Lorenza Böttner na Documenta de Kassel
A transgeneridade é um dos temas abordados na atual Documenta de Kassel. É nesse contexto que o trabalho da artista chilena Lorenza Böttner (1959-1994) encontra o seu lugar na maior mostra mundial da arte contemporânea. A foto mostra um autorretrato pintado com a boca e os pés, em que a artista trans e sem braços amamenta uma criança.
Deficiência e exclusão
Lorenza nasceu em 1959 como Ernst Lorenz Böttner numa família de origem alemã em Punta Arenas, no Chile. Após ter os braços amputados devido a um choque elétrico, Böttner partiu aos 14 anos para a Alemanha para uma série de operações plástico-cirúrgicas. Em Lichtenau, perto de Kassel, ela cresceu como "deficiente" e sofreu a mesma internação e exclusão que os chamados "Filhos da Talidomida".
Autoconstrução subjetiva e artística
Lorenza recusou-se a usar próteses, aprendeu a pintar com os pés e a boca e estudou na Academia de Belas-Artes de Kassel, onde se graduou com um trabalho intitulado "Behinderter?" ("Deficiente?"), em que questiona a categoria "deficiência". Nesse momento, dizem os curadores da mostra em Kassel, teve início em Lorenza Böttner um processo duplo de autoconstrução subjetiva e artística.
Subjetividade transgênera sem braços
Lorenz passou a se chamar Lorenza, confirmando uma posição transexual feminina.

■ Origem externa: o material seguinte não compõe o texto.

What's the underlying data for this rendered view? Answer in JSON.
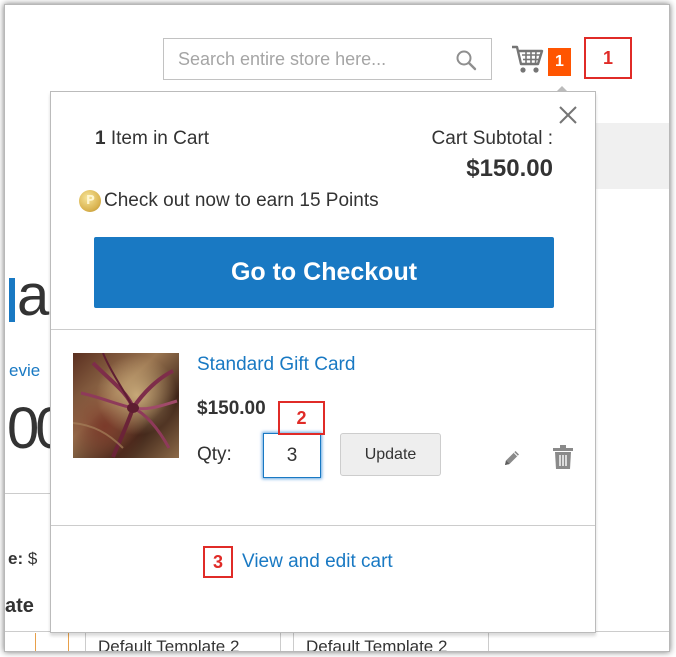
{
  "header": {
    "search_placeholder": "Search entire store here...",
    "cart_count": "1"
  },
  "background": {
    "heading_fragment": "a",
    "reviews_fragment": "evie",
    "price_fragment": "00",
    "price_label": "e:",
    "price_currency": "$",
    "tab_fragment": "ate",
    "select_options": [
      "",
      "Default Template 2",
      "Default Template 2"
    ]
  },
  "minicart": {
    "items_count": "1",
    "items_label": "Item in Cart",
    "subtotal_label": "Cart Subtotal :",
    "subtotal_value": "$150.00",
    "points_text": "Check out now to earn 15 Points",
    "checkout_label": "Go to Checkout",
    "item": {
      "name": "Standard Gift Card",
      "price": "$150.00",
      "qty_label": "Qty:",
      "qty_value": "3",
      "update_label": "Update"
    },
    "view_cart_label": "View and edit cart"
  },
  "callouts": [
    "1",
    "2",
    "3"
  ],
  "colors": {
    "accent": "#1979c3",
    "cart_badge": "#ff5501",
    "callout": "#e02b27"
  }
}
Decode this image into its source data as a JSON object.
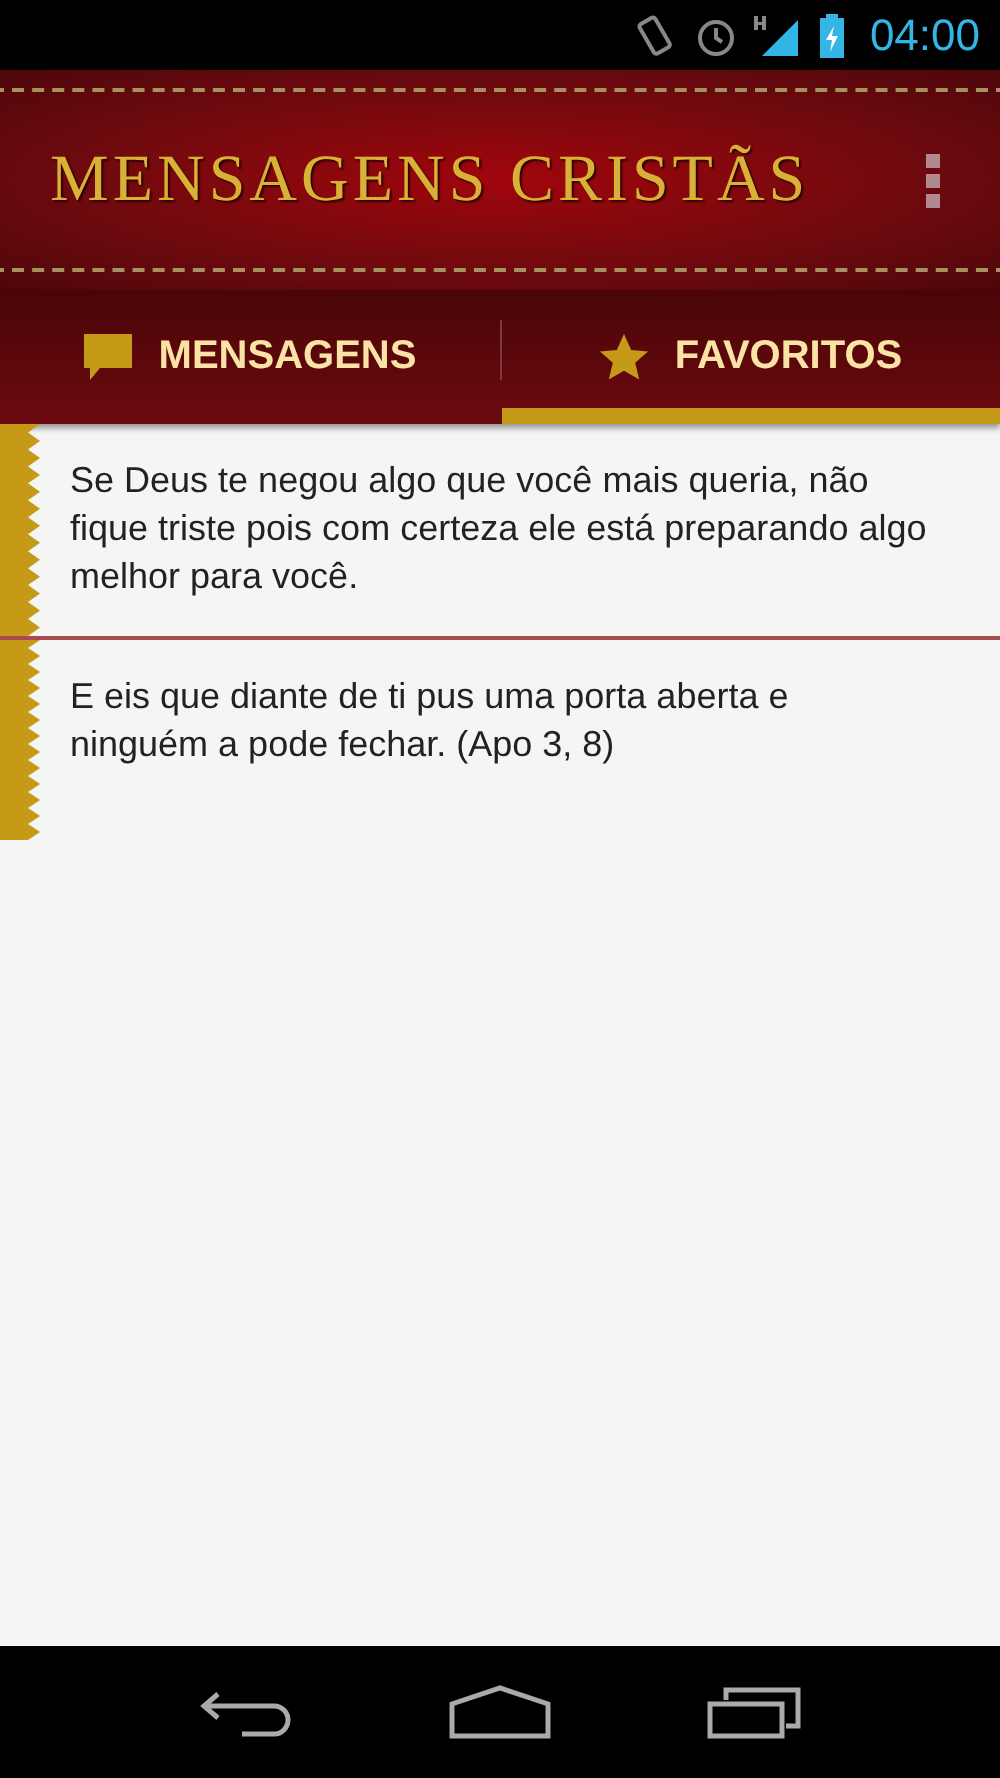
{
  "status_bar": {
    "time": "04:00"
  },
  "app_bar": {
    "title": "MENSAGENS CRISTÃS"
  },
  "tabs": [
    {
      "label": "MENSAGENS",
      "kind": "chat",
      "selected": false
    },
    {
      "label": "FAVORITOS",
      "kind": "star",
      "selected": true
    }
  ],
  "messages": [
    {
      "text": "Se Deus te negou algo que você mais queria, não fique triste pois com certeza ele está preparando algo melhor para você."
    },
    {
      "text": "E eis que diante de ti pus uma porta aberta e ninguém a pode fechar. (Apo 3, 8)"
    }
  ]
}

Os desenhos e autorretratos de Lorenz como mulher, pintados com a boca e os pés; em roupas de mulher desenhadas para pessoas sem braços, como também sequências fotográficas que documentam o processo de transformação, funcionam "como tecnologias performáticas da criação de uma subjetividade transgênera sem braços".
Pintores com a Boca e o Pés
Lorenza Böttner transformou a prática da pintura em arte performática ao fazer da rua um palco da politização da diferença corporal. Assim, ela seguiu, de certa forma, a tradição dos Pintores com a Boca e o Pés, que ganham o seu sustento pintando em praças e ruas.
Arte de performance contemporânea
Embora o trabalho de Lorenza se relacione com essa tradição da pintura de rua, através dos temas representados (como no quadro de cenas de brutalidade policial) e através da combinação da pintura com a boca e os pés com uma linguagem antes conceitual, a sua obra se orienta na arte de performance contemporânea, explicam os curadores.
Pés na história da arte
Böttner esteve ligada ao Disabled Artists Network (Rede de Artistas com Deficiência) e defendeu a importância da arte feita com a boca e os pés, lutando para que a história da arte a reconhecesse como um gênero. Aqui se vê um autorretrato em grande formato em que a artista teuto-chilena deixou claramente a marca de seus pés sobre a tela.
Trabalho de resistência
Lorenza Böttner lutou ativamente contra os processos da dessubjetivação, da incapacitação, do internamento, da dessexualização e castração, que as sociedades normalizadoras modernas atribuem a "outros tipos corporais". Em 1988, Böttner mudou-se para Barcelona. Ela morreu em 1994 devido a complicações ligadas ao HIV.